Tuesday, November 9, 2010

Unspeakable Things

My wife’s family plays a game that I call “One More Terrible Thing.” It’s not really a game at all, but when the family gets together, talk will inevitably turn to some horrible news story that one of them read or heard about, and then that will remind Cousin Jane about some other tragedy that she now has to talk about, and that will remind Uncle Bob about a horrible thing that he has to tell everyone; and it all goes on in a tragic version of “Can You Top This?”

When the game starts, I leave the room. The tragedies I know about, I prefer to keep to myself; and I don’t want to add any new ones to anyone’s collection.
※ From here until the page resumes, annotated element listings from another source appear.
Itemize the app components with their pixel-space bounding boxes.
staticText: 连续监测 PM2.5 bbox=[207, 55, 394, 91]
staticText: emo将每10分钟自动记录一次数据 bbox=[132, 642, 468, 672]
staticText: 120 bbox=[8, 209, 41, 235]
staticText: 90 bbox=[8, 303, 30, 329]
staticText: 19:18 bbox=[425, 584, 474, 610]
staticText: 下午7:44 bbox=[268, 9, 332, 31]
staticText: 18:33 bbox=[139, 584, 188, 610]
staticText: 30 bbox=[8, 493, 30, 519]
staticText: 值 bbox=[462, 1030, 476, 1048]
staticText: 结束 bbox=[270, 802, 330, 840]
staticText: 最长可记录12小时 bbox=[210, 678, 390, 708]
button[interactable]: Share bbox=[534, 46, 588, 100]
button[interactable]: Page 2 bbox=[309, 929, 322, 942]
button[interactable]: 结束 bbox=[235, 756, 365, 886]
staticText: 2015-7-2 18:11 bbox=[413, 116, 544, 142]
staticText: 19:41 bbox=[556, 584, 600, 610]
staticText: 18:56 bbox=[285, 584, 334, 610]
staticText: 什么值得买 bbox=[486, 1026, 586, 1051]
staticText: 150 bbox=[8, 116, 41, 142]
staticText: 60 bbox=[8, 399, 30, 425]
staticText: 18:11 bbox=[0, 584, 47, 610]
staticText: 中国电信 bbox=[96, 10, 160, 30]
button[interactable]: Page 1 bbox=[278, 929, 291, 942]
Why? Have you ever heard the old saying that if I have a good idea and I tell it to you, then we both have a good idea? It means that telling that good idea spreads it. Well, similarly, I believe that the same thing applies to misery; and that spreading a tragic story that you have no real connection to, merely spreads the pain. Why should I tell you about a horrible thing that happened to a friend of mine in Minnesota, just to “make conversation?” Why should I add her misery to what you already have on your plate, and then have you spread it later on to some other totally unrelated person.
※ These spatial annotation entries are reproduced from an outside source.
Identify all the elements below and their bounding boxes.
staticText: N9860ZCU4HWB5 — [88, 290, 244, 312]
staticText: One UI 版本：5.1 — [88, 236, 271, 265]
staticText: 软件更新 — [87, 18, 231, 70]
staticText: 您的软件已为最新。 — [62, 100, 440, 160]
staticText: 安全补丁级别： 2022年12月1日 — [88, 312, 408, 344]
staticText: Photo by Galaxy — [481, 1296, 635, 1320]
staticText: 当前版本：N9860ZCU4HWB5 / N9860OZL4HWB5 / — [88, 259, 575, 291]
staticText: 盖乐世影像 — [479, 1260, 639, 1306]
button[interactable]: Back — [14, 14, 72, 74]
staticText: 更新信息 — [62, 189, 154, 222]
Maybe I’m just too sensitive a person, but I really believe in spreading no more misery than is absolutely necessary.

Which brings us to the workshop.

A while ago I was at a workshop in which the speaker asked one of the attendees to read few passages to the audience from a book that described in gruesome detail some of the unspeakably horrible things that are being done by both sides to women in the Congo in the midst of war.

As I sat there listening to a game of “one more terrible thing” that would make my wife’s family sound like pathetic amateurs, I wondered just how much of this detail was necessary for us to hear in order for the speaker to make her point, and spur us to want to change the situation. At what point did it become overkill, making some of us think, “Just kill them all and let God sort them out,” or even to question God’s existence in the first place? And not to try to make our discomfort seem at all equal to the very real pain of the people we were being told about, did giving us all of the gory details simply end up spreading the misery further?

You will notice that I mentioned “unspeakably horrible things” that were being done. I didn’t give you the details, because to my mind, just that phrase should be enough to make you wince at what the possibilities could be, without putting actual images in your head that can never be erased.

I also used that phrase because the things that were read to us that day were indeed unspeakably horrible. As I posted on Facebook later on that day, “We need to know that the Holocaust happened, we don’t all need to know every gruesome detail of what the Nazis did.” To force people to see and hear every detail of what was done is to spread the pain that they inflicted even further.

I believe that there are some evils that should remain unspeakable, unless you have specifically asked for the information, or have a real need for it. I have heard more than I needed to know, and starting with me, it will become unspeakable, so that I don’t spread the pain any further.

And yet, it remains that something does need to be done about the situation in the Congo.

1 comment:

  1. Keith: I am with you in spirit. I refuse to watch those tragic movies that I call the "Sunday Night Social Worker Movies." I try to skip over the gruesome details of very sad newspaper stories. However, as any descendant of the Holocaust will tell you, those who forget history are condemned to repeat it. Never forget.

    There was an article written about how Powerpoint caused the last Space Shuttle crash. Apparently all potential problems for a mission were put into a slide show, and gone over by the group. However, ice puncturing the foam on the hull was reduced to a mere bullet point on one slide, therefore also reducing its importance. Making it easy to gloss over.

    I agree with not wanting to hear horrors. But I lean towards defending those who want to speak about them, because not everyone is like you and me. Some people need to learn by hearing and repetition, or they might repeat those same mistakes.

    We need to be reminded about genocide in the Congo until there is no genocide in the Congo.